Bruna Stude was born and raised in the port town of Split on the Dalmatian Coast in the 1960s, she was given her first 35 mm camera at age of ten.

She graduated from the Law University in Split, Croatia. She left Croatia in 1987 to pursue a life at sea.

Forsaking the comfort of her native environs and language, she found that photography gave her a new identity as a participant in the life and rhythms of the sea and a way to express her own creative sense and impulses.

Over the years, she circumnavigated the globe several times, pausing sometimes for months in remote areas, accessible only by water.
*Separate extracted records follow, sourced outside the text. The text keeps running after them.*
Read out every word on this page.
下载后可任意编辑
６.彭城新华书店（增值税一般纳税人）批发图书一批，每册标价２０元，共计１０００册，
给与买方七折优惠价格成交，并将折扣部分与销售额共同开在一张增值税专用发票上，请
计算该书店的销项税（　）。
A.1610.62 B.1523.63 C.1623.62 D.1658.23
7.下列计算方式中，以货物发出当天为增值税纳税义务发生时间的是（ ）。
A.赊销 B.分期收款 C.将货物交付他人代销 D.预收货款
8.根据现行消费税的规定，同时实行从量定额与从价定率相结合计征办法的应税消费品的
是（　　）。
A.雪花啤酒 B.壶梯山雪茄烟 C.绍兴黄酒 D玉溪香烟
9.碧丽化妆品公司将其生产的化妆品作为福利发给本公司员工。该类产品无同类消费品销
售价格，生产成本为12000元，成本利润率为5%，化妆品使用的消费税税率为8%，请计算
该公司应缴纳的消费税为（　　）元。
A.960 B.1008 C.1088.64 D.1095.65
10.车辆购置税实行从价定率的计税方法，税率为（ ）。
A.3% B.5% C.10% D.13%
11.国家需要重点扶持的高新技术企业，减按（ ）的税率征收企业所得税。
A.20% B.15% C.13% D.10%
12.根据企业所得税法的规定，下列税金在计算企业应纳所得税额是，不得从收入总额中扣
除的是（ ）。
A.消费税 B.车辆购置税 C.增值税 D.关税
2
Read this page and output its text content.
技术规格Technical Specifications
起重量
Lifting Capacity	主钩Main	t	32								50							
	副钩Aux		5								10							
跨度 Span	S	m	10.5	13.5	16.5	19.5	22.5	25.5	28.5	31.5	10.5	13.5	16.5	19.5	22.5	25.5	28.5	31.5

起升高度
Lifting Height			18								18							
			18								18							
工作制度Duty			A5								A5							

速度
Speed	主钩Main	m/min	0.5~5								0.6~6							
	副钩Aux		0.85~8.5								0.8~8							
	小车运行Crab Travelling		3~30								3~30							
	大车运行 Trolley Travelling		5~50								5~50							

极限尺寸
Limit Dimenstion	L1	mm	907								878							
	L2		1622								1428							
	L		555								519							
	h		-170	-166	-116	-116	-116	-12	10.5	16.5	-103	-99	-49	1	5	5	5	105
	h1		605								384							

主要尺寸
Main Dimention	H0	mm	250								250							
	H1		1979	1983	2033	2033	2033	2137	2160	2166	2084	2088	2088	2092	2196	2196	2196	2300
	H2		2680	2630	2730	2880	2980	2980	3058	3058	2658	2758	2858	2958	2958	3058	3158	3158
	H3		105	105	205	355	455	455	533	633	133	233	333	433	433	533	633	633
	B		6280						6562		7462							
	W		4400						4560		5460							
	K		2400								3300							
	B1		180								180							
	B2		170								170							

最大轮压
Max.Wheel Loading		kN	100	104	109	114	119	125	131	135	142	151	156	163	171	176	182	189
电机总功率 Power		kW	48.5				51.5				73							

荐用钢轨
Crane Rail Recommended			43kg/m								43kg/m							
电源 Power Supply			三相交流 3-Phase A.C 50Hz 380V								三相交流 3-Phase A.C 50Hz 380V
Those voyages enabled her to explore the ocean as a subject with much appreciation and understanding.

Stude is best known for her large black-and-white underwater photographs and installations - at first of marine species and later of seascapes deprived of life.

Her current work results from her interest in the conceptual question of “presence of absence” in relation to the use of light within a photograph and “the tension between that which is and that which is not disrupts our assumptions about photographic narrative and representation.” She lives on the island of Kauai`i where she maintains a photographic print studio and art gallery. She has exhibited in Hawai`i state wide, nationally and internationally.


I spent most of my life at sea, my earliest memories are of water. For over two decades I photographed marine life. Today, when I photograph in the ocean, I often find void and damage instead, footprints where we humans shouldn't have left any.

That is why I photograph empty oceans.